Barrick, which owns 63.9 percent of Acacia, announced on Thursday the deal whose terms include the payment, giving the state a 16-percent stake in its three mines, and splitting “economic benefits” from those operations with the government.
Tanzania in March banned unprocessed mineral exports as part of a push to reap greater rewards from the east African country’s resources. In July, Acacia, the country’s largest gold miner, was served with a $190 billion bill for unpaid taxes, penalties and interest.
Government-appointed auditors said the company had understated its gold shipments and that it was operating illegally in Tanzania. Acacia has denied the allegations.
Acacia, which has not participated in months-long talks to resolve the issues, said on Friday its board would need to approve any deal. Acacia executives said the company had not received any formal proposal on the agreement and was seeking clarity.
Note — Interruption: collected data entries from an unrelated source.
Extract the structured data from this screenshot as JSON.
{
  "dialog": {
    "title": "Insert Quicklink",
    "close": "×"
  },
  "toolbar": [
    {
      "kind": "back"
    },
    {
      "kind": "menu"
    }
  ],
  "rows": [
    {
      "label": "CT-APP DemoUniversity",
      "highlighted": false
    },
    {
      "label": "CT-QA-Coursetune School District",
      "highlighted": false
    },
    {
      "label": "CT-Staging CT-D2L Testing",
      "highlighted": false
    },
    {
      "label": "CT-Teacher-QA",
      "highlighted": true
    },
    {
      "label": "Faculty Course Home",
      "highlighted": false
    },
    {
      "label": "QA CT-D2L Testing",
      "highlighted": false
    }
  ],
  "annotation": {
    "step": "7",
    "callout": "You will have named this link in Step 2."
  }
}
Barrick said the proposed settlement did not require Acacia to make an upfront payment, citing two announcements stating that Barrick and government representatives would negotiate payment terms. That could include staggered payments, for example, Barrick spokesman Andy Lloyd said by phone.
Shares of London-listed Acacia, which has lost $1.7 billion in market value since the March 3 ban, dropped 8.1 percent on Friday. Shares of Barrick rose 0.45 percent to C$20.22.
The partnership model in the proposed deal is crucial to success in a mining industry in which governments are increasingly seeking greater benefits from resource development, Lloyd said.
A meeting between Barrick Chairman John Thornton and Tanzania President John Magufuli in Dar es Salaam on Thursday resulted in the framework agreement, Lloyd said. Acacia was aware of the status of this week’s talks, including the possibility of a 50-50 partnership, he added.
“It is still very early in the process,” Acacia Chief Executive Brad Gordon said on a conference call after the company released quarterly results. “There is a long way to go before any proposal is made to Acacia.”
Panmure Gordon & Co mining analyst Kieron Hodgson said it was “strange” for Barrick to negotiate for a company meant to be responsible for its own future.
“It’s akin to negotiating for your brother and then your brother picking up the bill,” he said.
The talks were led by Thornton, who lacks a mining background and spent years working in China after holding a senior role at Goldman. He helped strike a near-billion dollar deal with a Chinese miner this spring.
Reflecting the March export ban, Acacia on Friday posted a 60 percent drop in third-quarter core earnings to $50 million. It cut spending by 33 percent and said it hoped to resume generating cash in early 2018.